Thursday, 12 January 2012

Vestas communicates reorganization plans

Vestas Wins Systems(OMX: VWS) has been rebounding in recent days in expectation of the reorganization plans. The company has just communicated that it will reduce fixed costs by more than 150 million Euros taking effect in 2012 through streamlining of support functions and closing of factories. A total of 2335 employees are in Vestas’ harsh words “expected to be made redundant”.

Executive Management will be extended to six members, presumably as a result of the input from institutional investors. A Global Solution and Services unit will accelerate the development of services business, which is certainly important for Vestas’ earnings going forward. Some engineering companies in the region have managed to greatly lessen the effect of business cycles by making maintenance services an important business arm.
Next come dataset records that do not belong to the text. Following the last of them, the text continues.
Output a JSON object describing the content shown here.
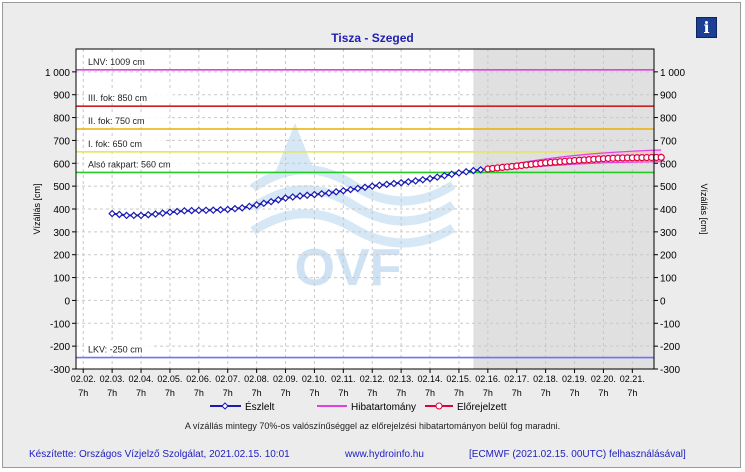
{
  "header": {
    "title": "Tisza - Szeged",
    "info_icon": "info-icon"
  },
  "y_axis_label": "Vízállás [cm]",
  "x_tick_day_labels": [
    "02.02.",
    "02.03.",
    "02.04.",
    "02.05.",
    "02.06.",
    "02.07.",
    "02.08.",
    "02.09.",
    "02.10.",
    "02.11.",
    "02.12.",
    "02.13.",
    "02.14.",
    "02.15.",
    "02.16.",
    "02.17.",
    "02.18.",
    "02.19.",
    "02.20.",
    "02.21."
  ],
  "x_tick_hour_label": "7h",
  "legend": {
    "observed": "Észlelt",
    "error_range": "Hibatartomány",
    "forecast": "Előrejelzett"
  },
  "caption": "A vízállás mintegy 70%-os valószínűséggel az előrejelzési hibatartományon belül fog maradni.",
  "footer": {
    "author": "Készítette: Országos Vízjelző Szolgálat, 2021.02.15. 10:01",
    "website": "www.hydroinfo.hu",
    "model": "[ECMWF (2021.02.15. 00UTC) felhasználásával]"
  },
  "watermark": "OVF",
  "colors": {
    "observed": "#1a1ab4",
    "forecast": "#e0003a",
    "error_range": "#e040e0",
    "lnv": "#e040e0",
    "lkv": "#7070ff",
    "level3": "#cc2020",
    "level2": "#e8b000",
    "level1": "#e8e850",
    "lower_quay": "#22cc22",
    "forecast_bg": "#e0e0e0"
  },
  "chart_data": {
    "type": "line",
    "title": "Tisza - Szeged",
    "ylabel": "Vízállás [cm]",
    "ylim": [
      -300,
      1100
    ],
    "y_ticks": [
      1000,
      900,
      800,
      700,
      600,
      500,
      400,
      300,
      200,
      100,
      0,
      -100,
      -200,
      -300
    ],
    "y_tick_labels": [
      "1 000",
      "900",
      "800",
      "700",
      "600",
      "500",
      "400",
      "300",
      "200",
      "100",
      "0",
      "-100",
      "-200",
      "-300"
    ],
    "x_start": "02.02. 7h",
    "x_end": "02.21. 7h",
    "forecast_start": "02.15. 7h",
    "grid": true,
    "reference_levels": [
      {
        "name": "LNV: 1009 cm",
        "value": 1009,
        "color_key": "lnv"
      },
      {
        "name": "III. fok: 850 cm",
        "value": 850,
        "color_key": "level3"
      },
      {
        "name": "II. fok: 750 cm",
        "value": 750,
        "color_key": "level2"
      },
      {
        "name": "I. fok: 650 cm",
        "value": 650,
        "color_key": "level1"
      },
      {
        "name": "Alsó rakpart: 560 cm",
        "value": 560,
        "color_key": "lower_quay"
      },
      {
        "name": "LKV: -250 cm",
        "value": -250,
        "color_key": "lkv"
      }
    ],
    "series": [
      {
        "name": "Észlelt",
        "x_days": [
          1,
          1.5,
          2,
          2.5,
          3,
          3.5,
          4,
          4.5,
          5,
          5.5,
          6,
          6.5,
          7,
          7.5,
          8,
          8.5,
          9,
          9.5,
          10,
          10.5,
          11,
          11.5,
          12,
          12.5,
          13,
          13.5,
          14
        ],
        "values": [
          380,
          372,
          372,
          378,
          386,
          392,
          394,
          395,
          398,
          405,
          418,
          432,
          448,
          457,
          463,
          470,
          480,
          490,
          500,
          508,
          515,
          523,
          533,
          546,
          558,
          568,
          575
        ]
      },
      {
        "name": "Előrejelzett",
        "x_days": [
          14,
          14.5,
          15,
          15.5,
          16,
          16.5,
          17,
          17.5,
          18,
          18.5,
          19,
          19.5,
          20
        ],
        "values": [
          575,
          582,
          588,
          595,
          602,
          607,
          612,
          616,
          620,
          623,
          624,
          625,
          626
        ]
      },
      {
        "name": "Hibatartomány",
        "x_days": [
          14,
          14.5,
          15,
          15.5,
          16,
          16.5,
          17,
          17.5,
          18,
          18.5,
          19,
          19.5,
          20
        ],
        "upper": [
          577,
          590,
          600,
          610,
          619,
          627,
          634,
          640,
          645,
          649,
          653,
          656,
          658
        ],
        "lower": [
          573,
          578,
          580,
          584,
          588,
          592,
          596,
          599,
          602,
          604,
          605,
          606,
          607
        ]
      }
    ]
  }
}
CEO Ditlev Engel appears to be staying and will be informing employees and the press on the changes. Majority of the personnel cuts will be in Denmark. The company is entering 2012 with its strongest order backlog to date, but its margins have been crashing down, totally warranting the recent 0.5 price to book ratio. The company’s fiscal situation is however strong enough to still allow for changing of fortunes if correct decisions are made.

Vestas is also preparing for a negative decision concerning the extansion of the Production Tax Credit (PTC) in the United States. About 20% of Vestas’ orders come from the U.S. and the company says that if the PTC is not extended, it plans to lay off an additional 1600 employees in the there. This would add another 150 million in savings on top of those mentioned above.